De 2019 para cá, depois que minha mãe faleceu, eu passei a viajar muito mais. Também não tenho responsabilidade com filho agora. Então, seja com grupo de excursão ou por conta própria, eu vou. Neste ano, já fui para Sicília e Malta, na Europa, e São Luís do Maranhão. As viagens internacionais são sempre com a mesma agência de viagens. Exige um planejamento maior, às vezes leva anos. Eu entro em contato por Whatsapp, e a atendente compra para mim passagem e hospedagem. Mas para as viagens nacionais é questão de oportunidade. Numa conversa alguém pergunta se quero ir para algum lugar e eu aceito. Eu mesma faço as reservas pela internet às vezes. Vou com amigas, primas, casais, sempre um grupo diferente, todos com mais de 70 anos. São pessoas que gostam muito de viajar. O meu propósito é conhecer a vida fora do meu mundinho. Então a viagem tem que ter um pouco de tudo: visita ao centro histórico e natureza. A gente se reúne antes para organizar o roteiro e procura seguir depois. Em agosto vou para Salvador (BA) e já estou amadurecendo a ideia de no futuro ir ao Marrocos.

Setor ainda não está preparado

A população com mais de 50 anos já representa 61 milhões de brasileiros, 28% da população. E deve fazer do Brasil o sexto país mais velho do mundo até 2050. Mas, mesmo com tanta importância para o turismo, 74% dos idosos com 60 anos ou mais não sentem que as experiências de viagem são pensadas para a idade deles.

A pesquisa mostra que os idosos não estão longe da tecnologia: 64% usam aplicativos de viagem para pesquisar destinos e 25% já usam ferramentas de inteligência artificial, como o ChatGPT. Mas, no final, muitos preferem atendimento humano. E encontram dificuldades no serviço das empresas.
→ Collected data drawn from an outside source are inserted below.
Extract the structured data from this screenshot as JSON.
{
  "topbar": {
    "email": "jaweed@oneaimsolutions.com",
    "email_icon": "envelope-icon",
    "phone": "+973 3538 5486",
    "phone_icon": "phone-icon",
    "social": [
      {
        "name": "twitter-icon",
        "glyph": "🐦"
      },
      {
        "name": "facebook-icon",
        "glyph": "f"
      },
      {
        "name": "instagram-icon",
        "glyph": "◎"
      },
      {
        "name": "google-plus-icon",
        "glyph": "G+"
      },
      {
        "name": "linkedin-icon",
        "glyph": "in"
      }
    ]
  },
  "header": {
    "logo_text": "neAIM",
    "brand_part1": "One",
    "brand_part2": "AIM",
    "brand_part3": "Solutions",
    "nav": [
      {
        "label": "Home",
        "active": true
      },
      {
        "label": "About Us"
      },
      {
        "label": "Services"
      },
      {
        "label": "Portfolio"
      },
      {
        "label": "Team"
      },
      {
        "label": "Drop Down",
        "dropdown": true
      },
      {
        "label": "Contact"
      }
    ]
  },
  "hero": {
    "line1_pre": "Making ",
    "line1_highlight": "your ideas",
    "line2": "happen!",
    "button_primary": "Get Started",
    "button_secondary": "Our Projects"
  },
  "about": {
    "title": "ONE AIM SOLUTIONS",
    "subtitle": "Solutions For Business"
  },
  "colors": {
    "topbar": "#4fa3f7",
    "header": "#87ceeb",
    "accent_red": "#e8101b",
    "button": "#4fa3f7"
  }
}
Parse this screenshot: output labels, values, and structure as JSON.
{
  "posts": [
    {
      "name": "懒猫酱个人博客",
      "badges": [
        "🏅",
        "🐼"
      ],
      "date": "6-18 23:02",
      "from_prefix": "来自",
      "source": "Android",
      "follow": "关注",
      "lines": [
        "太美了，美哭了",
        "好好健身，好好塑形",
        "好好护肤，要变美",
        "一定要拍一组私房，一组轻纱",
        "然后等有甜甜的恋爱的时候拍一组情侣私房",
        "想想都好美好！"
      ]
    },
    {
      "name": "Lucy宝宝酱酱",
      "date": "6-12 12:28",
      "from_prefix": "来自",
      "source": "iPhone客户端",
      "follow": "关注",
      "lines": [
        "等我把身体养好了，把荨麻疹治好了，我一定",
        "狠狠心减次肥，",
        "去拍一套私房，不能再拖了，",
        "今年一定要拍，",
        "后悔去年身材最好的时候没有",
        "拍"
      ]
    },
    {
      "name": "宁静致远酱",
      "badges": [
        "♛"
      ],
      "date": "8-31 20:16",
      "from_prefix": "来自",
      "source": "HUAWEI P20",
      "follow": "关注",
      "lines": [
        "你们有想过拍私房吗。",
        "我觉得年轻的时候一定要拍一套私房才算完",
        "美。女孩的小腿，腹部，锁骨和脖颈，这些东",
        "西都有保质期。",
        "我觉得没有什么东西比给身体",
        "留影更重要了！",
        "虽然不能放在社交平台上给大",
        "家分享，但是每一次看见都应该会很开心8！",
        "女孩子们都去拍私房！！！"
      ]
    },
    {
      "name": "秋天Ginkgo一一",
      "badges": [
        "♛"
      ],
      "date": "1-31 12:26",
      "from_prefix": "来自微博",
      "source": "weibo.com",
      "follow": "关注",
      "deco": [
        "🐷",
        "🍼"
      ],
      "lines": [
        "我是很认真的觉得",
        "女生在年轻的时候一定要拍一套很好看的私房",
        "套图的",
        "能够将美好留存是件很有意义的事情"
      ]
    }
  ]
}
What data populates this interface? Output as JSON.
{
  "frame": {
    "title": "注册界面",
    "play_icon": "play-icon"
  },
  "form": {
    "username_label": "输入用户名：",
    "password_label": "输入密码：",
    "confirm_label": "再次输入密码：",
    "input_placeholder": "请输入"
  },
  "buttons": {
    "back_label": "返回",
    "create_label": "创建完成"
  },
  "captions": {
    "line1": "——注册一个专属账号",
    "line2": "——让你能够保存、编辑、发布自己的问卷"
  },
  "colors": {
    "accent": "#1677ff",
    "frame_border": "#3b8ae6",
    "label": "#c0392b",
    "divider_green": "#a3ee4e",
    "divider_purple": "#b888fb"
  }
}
Em primeiro lugar, as equipes precisam ser treinadas para atender esse público, que exige mais atenção. Além disso, esses viajantes não querem mais ir para a praia e só olhar o mar. Eles sentem falta de experiências, como um passeio pela cidade ou uma aula de cerâmica. Mas quando as agências oferecem isso, a intensidade dos programas não corresponde à realidade deles. Eles precisam de mais calma e horários alternativos, avalia Cléia.